The scary thing is that this bilge is actually slightly influential, with made-up
bullshit from WND making its way out the mouths of wingnut congressmen and cable TV pundits far too often.
[4]
[edit] Corporate structure
Although its website lists
Washington, D.C. as the location of its corporate and marketing headquarters and Medford,
Oregon, as the location of its accounting office, it is actually headquartered in Medford. For decades Medford has been a Mecca for survivalists, conspiracy theorists, and others of the paranoid-unhinged persuasion; it is also candidate to become the capital of the
State of Jefferson, should that state ever become a
reality. The other offices listed are an "operations" office in Long Beach,
California, and a "customer service" office in the Kansas City suburb of Blue Springs,
Missouri. In 1999, it was incorporated in the
tax haven state of
Delaware.
[edit] Website contents
[edit] Advertising
While the website obviously has to pay its costs somehow, advertising is done in a particularly tacky way. Advertisements for products sold through the website store are
inserted into news articles as a few lines of hyper-linked text — in the same style for linking to previous articles — giving no indication that it is advertising. Ads are placed on the front page using the same fonts and formatting as article headlines, making it difficult to differentiate between advertising and news content. One of the best examples of this was in November 2011 when under the banner of "WND Exclusive" was an article titled "Obama hasn’t destroyed ‘that time of year,’ at least not yet ..."; clicking on this apparent shocking headline led you to an article plugging WND Superstore's Christmas selection.
[5]
Banner advertising on the site falls into two broad categories: passive weight-loss techniques and
survivalism-related products. Basically, advertisers think WND's readers are fat slobs who want to lose weight without effort or paranoid nut jobs who think America is going into a second dark age and the only way to survive is to preserve your own food and generate your own power. The power generation issue is especially ironic, given that WND criticizes Google for solar-powering their premises (except for the server cluster), but flogs kits to build your own system for $100.
[edit] Columnists
Farah writes daily on his three favorite topics: how
the media is liberal, how the media is ignoring his latest venture because they are liberal, and defending his latest venture from the media's attacks, because they are liberal. Mostly he talks about how he has been in the media thirty years and that when he started out the media "just reported the truth" and similar fantasies.

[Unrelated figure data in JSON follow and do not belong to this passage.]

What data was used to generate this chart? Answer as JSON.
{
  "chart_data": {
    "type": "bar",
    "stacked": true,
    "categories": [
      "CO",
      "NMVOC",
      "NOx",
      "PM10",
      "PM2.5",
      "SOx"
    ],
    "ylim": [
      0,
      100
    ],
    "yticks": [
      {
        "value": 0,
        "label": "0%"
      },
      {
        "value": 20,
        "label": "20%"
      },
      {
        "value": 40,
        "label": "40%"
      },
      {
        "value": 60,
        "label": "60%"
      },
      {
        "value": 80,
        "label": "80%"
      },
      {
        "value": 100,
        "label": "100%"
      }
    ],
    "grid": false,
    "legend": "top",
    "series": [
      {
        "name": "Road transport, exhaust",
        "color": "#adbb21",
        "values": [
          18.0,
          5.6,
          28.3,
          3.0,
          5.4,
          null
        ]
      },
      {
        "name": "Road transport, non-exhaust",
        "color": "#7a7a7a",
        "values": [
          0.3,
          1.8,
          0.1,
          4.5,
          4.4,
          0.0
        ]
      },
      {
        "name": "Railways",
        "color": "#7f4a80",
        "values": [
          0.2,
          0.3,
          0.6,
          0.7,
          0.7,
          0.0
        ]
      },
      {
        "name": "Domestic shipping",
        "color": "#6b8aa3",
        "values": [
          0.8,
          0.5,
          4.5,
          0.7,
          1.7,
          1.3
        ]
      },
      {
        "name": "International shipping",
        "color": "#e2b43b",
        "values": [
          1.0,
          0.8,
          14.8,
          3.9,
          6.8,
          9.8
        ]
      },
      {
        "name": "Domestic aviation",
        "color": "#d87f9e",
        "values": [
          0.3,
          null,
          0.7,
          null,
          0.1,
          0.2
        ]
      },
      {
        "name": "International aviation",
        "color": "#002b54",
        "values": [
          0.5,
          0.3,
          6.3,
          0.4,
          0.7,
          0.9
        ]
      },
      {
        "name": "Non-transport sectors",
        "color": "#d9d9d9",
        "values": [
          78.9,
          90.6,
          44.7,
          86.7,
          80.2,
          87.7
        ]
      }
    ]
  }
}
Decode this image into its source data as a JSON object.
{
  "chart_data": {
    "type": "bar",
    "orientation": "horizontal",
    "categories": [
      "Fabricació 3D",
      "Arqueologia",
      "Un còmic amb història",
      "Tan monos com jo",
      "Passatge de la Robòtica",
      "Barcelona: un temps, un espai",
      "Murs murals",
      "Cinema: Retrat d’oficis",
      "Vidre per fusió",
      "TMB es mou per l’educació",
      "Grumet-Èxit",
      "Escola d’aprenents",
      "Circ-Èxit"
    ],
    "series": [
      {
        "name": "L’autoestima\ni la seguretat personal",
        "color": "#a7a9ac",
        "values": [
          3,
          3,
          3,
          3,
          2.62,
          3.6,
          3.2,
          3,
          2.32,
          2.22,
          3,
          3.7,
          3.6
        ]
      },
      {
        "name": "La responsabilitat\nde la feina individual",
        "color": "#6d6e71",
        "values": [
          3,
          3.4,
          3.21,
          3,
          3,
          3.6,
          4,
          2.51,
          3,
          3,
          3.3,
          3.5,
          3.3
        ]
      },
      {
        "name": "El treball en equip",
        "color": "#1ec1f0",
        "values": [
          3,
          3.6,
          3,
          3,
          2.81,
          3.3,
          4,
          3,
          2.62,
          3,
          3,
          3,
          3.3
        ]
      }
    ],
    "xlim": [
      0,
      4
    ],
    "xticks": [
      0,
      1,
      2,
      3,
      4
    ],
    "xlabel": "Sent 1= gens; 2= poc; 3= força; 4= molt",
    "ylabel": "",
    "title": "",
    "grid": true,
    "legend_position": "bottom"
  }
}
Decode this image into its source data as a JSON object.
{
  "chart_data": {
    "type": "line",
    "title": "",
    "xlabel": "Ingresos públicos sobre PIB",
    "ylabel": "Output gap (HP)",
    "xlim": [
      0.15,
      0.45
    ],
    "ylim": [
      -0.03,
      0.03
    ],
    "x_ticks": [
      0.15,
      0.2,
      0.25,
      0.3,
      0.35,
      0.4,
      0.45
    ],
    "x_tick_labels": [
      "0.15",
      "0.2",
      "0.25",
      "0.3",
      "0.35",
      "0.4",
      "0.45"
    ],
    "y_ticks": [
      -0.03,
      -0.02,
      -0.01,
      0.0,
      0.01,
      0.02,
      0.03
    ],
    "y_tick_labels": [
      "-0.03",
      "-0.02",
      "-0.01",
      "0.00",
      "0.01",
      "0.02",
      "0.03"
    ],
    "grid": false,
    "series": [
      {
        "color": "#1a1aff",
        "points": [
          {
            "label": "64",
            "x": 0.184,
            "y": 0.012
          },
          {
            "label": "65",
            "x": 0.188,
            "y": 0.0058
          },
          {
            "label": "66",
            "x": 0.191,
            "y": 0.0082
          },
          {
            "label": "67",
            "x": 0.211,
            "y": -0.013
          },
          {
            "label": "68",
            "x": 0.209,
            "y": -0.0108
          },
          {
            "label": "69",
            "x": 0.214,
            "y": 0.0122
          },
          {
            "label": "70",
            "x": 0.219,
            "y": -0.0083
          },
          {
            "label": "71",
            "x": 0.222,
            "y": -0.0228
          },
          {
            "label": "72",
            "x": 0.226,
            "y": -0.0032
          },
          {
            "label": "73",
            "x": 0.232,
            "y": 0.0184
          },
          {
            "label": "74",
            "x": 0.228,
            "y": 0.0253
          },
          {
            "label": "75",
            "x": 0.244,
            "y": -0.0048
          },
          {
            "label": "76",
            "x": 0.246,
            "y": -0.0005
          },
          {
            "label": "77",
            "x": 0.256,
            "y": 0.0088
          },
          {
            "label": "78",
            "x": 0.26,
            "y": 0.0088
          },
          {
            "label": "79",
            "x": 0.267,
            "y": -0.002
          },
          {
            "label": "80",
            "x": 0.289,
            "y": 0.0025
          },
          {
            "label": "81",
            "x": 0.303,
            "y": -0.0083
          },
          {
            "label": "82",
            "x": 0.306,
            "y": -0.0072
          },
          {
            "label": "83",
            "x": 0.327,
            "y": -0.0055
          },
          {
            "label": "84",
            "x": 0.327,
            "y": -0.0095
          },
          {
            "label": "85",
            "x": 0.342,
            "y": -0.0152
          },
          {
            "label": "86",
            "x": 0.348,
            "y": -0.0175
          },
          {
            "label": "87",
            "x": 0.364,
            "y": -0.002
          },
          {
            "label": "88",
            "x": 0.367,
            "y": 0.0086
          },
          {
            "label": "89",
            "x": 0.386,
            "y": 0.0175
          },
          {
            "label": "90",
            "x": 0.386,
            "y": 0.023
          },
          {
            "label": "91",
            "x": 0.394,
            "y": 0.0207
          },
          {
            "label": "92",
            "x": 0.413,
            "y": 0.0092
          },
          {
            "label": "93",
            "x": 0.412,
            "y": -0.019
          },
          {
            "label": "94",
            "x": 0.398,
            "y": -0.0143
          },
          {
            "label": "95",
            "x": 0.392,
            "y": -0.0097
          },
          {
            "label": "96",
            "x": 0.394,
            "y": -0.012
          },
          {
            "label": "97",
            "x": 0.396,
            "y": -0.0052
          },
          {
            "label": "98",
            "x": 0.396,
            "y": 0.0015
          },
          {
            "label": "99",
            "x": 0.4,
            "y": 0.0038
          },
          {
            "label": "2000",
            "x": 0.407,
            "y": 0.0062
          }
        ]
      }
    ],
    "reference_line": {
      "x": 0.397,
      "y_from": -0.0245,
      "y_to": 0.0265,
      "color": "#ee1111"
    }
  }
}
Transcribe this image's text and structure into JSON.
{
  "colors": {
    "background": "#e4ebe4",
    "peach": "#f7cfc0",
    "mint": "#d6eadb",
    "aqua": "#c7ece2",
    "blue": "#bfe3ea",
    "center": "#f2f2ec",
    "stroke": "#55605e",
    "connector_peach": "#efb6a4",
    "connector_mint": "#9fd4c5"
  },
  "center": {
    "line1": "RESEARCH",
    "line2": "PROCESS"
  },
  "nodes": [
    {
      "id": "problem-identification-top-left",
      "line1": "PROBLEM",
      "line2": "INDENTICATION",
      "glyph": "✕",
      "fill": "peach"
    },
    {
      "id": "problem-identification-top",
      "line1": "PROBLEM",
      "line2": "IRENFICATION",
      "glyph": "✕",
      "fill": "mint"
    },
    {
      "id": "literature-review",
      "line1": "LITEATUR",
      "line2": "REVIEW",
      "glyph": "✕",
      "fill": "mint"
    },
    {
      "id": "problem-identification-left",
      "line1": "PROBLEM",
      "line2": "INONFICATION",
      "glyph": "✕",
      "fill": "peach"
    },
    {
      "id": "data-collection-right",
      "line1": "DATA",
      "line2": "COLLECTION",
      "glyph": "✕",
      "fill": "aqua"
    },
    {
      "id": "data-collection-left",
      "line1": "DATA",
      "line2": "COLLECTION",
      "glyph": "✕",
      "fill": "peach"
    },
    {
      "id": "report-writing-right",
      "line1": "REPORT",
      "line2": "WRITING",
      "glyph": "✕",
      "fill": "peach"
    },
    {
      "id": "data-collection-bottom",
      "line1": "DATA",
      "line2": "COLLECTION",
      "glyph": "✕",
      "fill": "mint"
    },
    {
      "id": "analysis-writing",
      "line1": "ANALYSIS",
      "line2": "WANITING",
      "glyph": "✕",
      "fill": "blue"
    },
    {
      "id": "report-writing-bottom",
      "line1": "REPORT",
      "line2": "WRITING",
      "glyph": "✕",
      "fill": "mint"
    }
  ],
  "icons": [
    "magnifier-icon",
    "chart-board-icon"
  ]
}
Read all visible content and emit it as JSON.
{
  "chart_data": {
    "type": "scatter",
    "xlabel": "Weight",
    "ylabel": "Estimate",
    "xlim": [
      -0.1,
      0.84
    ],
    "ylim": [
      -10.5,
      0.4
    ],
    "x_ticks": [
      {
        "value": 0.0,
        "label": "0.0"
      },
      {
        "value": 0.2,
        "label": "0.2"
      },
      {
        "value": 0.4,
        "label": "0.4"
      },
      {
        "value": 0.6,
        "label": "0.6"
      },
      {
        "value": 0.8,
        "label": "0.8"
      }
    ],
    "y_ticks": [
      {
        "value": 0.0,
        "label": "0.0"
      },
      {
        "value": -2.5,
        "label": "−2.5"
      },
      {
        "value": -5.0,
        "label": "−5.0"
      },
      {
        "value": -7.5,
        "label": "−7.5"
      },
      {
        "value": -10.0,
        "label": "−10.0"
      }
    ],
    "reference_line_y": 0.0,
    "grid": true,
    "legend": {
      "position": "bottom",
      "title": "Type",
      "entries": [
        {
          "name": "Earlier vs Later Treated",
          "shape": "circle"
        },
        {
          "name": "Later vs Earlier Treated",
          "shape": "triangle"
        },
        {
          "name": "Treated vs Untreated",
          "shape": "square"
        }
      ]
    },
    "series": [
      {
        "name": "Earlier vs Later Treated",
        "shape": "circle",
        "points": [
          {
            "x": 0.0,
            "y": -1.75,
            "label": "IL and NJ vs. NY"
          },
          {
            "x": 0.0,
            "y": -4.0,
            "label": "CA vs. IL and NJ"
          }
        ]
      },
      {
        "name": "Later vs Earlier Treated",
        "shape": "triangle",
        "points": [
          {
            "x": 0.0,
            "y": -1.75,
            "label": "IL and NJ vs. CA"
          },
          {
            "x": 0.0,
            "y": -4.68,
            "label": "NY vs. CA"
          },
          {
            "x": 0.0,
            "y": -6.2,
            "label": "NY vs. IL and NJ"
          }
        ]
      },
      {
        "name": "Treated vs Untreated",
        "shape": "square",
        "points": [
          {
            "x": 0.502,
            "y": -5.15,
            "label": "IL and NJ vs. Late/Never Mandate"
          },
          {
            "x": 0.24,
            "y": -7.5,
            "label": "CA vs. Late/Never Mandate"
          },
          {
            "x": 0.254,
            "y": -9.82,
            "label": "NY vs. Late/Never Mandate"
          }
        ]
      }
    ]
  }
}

However, the election of Barack Obama to the office of the President of the United States in 2008 really brought Farah and his cronies over the edge. During the 2008 election season,
Worldnet Daily became one of the most vocal promoters of the birther conspiracy theory crusaders to expose the
truth that
Barack Obama was supposedly born in Kenya instead of Hawaii, and that the actual birth certificate registered in Hawaii is a forgery. In spite of vast amounts of evidence that these theories are nothing but hot air and that the entire world is laughing at them, they continue to push this twaddle in the face of the public as the truth, in the hope that if they repeat the lie often enough, someone will believe it and it will become the truth. While they don't come right out and admit that Barack Obama is the Anti-Christ, the writers at
WND have done everything they can to convince themselves (and tomorrow the world…ha ha ha!) that Obama is EVIL.
Without exception, every visit to
WND will treat you to two running themes: Obama is evil, and the Satanic cult of Islam is launching a holy war against the entire world. Needless to say, anything in the media that hints at the idea of Obama as a Muslim will show up in SCREAMING HEADLINES here.